La CEDEAO intensifie ses efforts pour lutter contre le terrorisme et l’insécurité dans la sous-région
La CEDEAO intensifie ses efforts pour créer une force antiterroriste afin de lutter contre le terrorisme dans la sous-région de l’Afrique de l’Ouest, a annoncé ce mois-ci le bloc régional. Le commissaire aux affaires politiques, à la paix et à la sécurité de la CEDEAO, l’ambassadeur Abdel-Fatau Musah, a révélé cela aux journalistes lors de la conférence de presse hebdomadaire à Abuja, au Nigeria, le vendredi 8 mars 2024.
Il a déclaré que la décision de créer une force antiterroriste avait été prise par l’Autorité des chefs d’État et de gouvernement lors d’un sommet extraordinaire à Abuja. L’ambassadeur Musah a ajouté que les chefs d’état-major de la région ont élaboré un concept d’opérations pour la force et que les ministres des finances et de la défense devraient se réunir pour définir les modalités de financement de la force antiterroriste.
Le terrorisme, a-t-il noté, est sans aucun doute la principale menace existentielle à laquelle sont confrontés les États membres de la CEDEAO, précisant que « les menaces auxquelles la région est confrontée ne se limitent pas aux États, mais dépassent les frontières et nécessitent une collaboration transfrontalière ».
Pour illustrer l’impact du terrorisme sur les populations de la sous-région, il a révélé qu’en 2023, plus de 3 500 incidents d’attaques terroristes ont été enregistrés dans la sous-région de la CEDEAO. Parmi elles, près de 2 000 au Burkina Faso, plus de 1 044 au Mali et 500 au Niger, soit environ 7 000 morts dans les trois pays, tandis que 4,8 millions de personnes sont confrontées à l’insécurité alimentaire, 2,4 millions ont été déplacées à l’intérieur du pays et près de 9 000 écoles ont été fermées.
Toujours en ce qui concerne les mesures de lutte contre le terrorisme, l’ambassadeur Musah a déclaré que le dépôt logistique de la CEDEAO à Lungi était achevé à 98 %. Le dépôt est destiné à soutenir les opérations de soutien de la paix de la CEDEAO afin de lutter efficacement contre l’extrémisme violent et les activités terroristes dans la sous-région de l’Afrique de l’Ouest.
En ce qui concerne le maintien de la démocratie, le commissaire a déclaré : « La CEDEAO a fait le choix conscient, en raison de la crise dans la sous-région, d’adopter un code de conduite dont les États membres sont signataires.
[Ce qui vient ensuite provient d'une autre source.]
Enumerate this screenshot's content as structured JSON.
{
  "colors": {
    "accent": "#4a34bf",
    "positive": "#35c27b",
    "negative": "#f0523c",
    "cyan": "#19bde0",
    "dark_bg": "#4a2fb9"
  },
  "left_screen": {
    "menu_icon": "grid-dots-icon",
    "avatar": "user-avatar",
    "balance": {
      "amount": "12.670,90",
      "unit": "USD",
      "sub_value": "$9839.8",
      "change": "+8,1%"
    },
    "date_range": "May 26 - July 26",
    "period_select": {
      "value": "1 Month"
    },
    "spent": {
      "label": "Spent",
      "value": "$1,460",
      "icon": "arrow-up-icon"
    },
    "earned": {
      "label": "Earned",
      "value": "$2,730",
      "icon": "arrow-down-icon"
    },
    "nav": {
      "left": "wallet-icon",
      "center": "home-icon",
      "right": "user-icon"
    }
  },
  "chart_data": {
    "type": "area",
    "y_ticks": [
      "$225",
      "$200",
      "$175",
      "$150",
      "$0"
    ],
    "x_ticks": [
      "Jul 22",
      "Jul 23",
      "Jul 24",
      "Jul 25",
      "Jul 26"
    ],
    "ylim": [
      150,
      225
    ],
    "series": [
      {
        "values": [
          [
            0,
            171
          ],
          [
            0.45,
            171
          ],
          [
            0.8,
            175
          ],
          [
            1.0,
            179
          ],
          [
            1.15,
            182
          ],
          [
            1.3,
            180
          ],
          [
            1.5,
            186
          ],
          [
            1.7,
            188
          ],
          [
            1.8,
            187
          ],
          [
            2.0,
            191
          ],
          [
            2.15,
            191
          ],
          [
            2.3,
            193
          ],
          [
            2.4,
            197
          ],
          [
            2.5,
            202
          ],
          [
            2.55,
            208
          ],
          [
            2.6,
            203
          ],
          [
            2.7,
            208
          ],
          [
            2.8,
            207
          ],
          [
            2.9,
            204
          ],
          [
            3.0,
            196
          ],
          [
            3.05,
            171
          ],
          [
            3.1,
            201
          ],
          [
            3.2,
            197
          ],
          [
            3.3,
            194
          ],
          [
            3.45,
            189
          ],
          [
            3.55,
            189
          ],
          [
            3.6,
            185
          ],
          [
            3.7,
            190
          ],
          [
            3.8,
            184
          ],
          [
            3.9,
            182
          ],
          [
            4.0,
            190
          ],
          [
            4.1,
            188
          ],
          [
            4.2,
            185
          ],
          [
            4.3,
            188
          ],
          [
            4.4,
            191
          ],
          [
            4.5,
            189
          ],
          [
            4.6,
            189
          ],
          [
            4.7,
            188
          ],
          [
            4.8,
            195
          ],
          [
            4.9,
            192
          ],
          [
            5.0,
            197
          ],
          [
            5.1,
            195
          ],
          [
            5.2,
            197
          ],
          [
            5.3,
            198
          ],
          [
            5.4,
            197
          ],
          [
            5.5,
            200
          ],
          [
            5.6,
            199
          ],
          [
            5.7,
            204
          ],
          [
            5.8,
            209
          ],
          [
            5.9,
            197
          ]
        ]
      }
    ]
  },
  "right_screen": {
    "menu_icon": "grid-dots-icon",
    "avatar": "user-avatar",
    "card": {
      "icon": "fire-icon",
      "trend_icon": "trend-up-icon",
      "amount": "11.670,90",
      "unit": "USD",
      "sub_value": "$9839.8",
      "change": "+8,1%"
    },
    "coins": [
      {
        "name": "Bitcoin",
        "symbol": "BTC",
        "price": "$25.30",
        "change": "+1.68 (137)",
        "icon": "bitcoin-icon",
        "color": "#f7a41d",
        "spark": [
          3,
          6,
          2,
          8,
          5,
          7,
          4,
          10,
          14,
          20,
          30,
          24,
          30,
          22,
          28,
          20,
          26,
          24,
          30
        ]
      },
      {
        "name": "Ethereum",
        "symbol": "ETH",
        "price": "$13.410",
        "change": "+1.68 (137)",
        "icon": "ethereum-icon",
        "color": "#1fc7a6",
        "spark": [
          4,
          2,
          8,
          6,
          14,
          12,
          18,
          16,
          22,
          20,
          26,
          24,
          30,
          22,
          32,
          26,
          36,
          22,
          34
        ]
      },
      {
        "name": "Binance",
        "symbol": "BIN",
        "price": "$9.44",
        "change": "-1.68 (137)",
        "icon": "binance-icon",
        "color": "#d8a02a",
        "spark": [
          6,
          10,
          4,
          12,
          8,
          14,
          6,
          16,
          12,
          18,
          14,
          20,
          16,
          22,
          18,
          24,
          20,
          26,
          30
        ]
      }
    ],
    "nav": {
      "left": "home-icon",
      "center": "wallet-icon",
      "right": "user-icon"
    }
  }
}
La CEDEAO ne fait donc rien en dehors des protocoles et des instruments qui ont été approuvés par les 15 États membres de notre région ».
L’ambassadeur Musah a expliqué que la démocratie libérale, telle qu’elle est pratiquée dans la région, a parfois été réduite à l' »électoralisme », ce qui signifie qu’entre les élections, il y a très peu de choses en termes de bien-être sociétal, de création de conditions pour les services sociaux, de développement des infrastructures et de gouvernance inclusive. « Les élections sont devenues une affaire de mort dans certains États, et c’est contre cela que la CEDEAO se bat ». Selon lui, les élections doivent consacrer la démocratie, qui doit être corrélée au bien-être de la société, à la sécurité alimentaire et aux infrastructures de base pour les citoyens. À cette fin, il a déclaré que la CEDEAO avait essayé de revoir le protocole additionnel sur la démocratie et la bonne gouvernance afin de s’assurer que les présidents en exercice ne modifient pas leurs constitutions ou leurs lois électorales pour se perpétuer au pouvoir. Pour protéger les démocraties fragiles, la CEDEAO a maintenu des missions militaires en Gambie et en Guinée-Bissau, tandis qu’une autre est envisagée en Sierra Leone après la dernière évasion et la tentative de prise de pouvoir dans ce pays. L’ambassadeur Musah a souligné que la force de la CEDEAO réside dans le fait que les 15 États membres travaillent ensemble et relèvent les défis ensemble.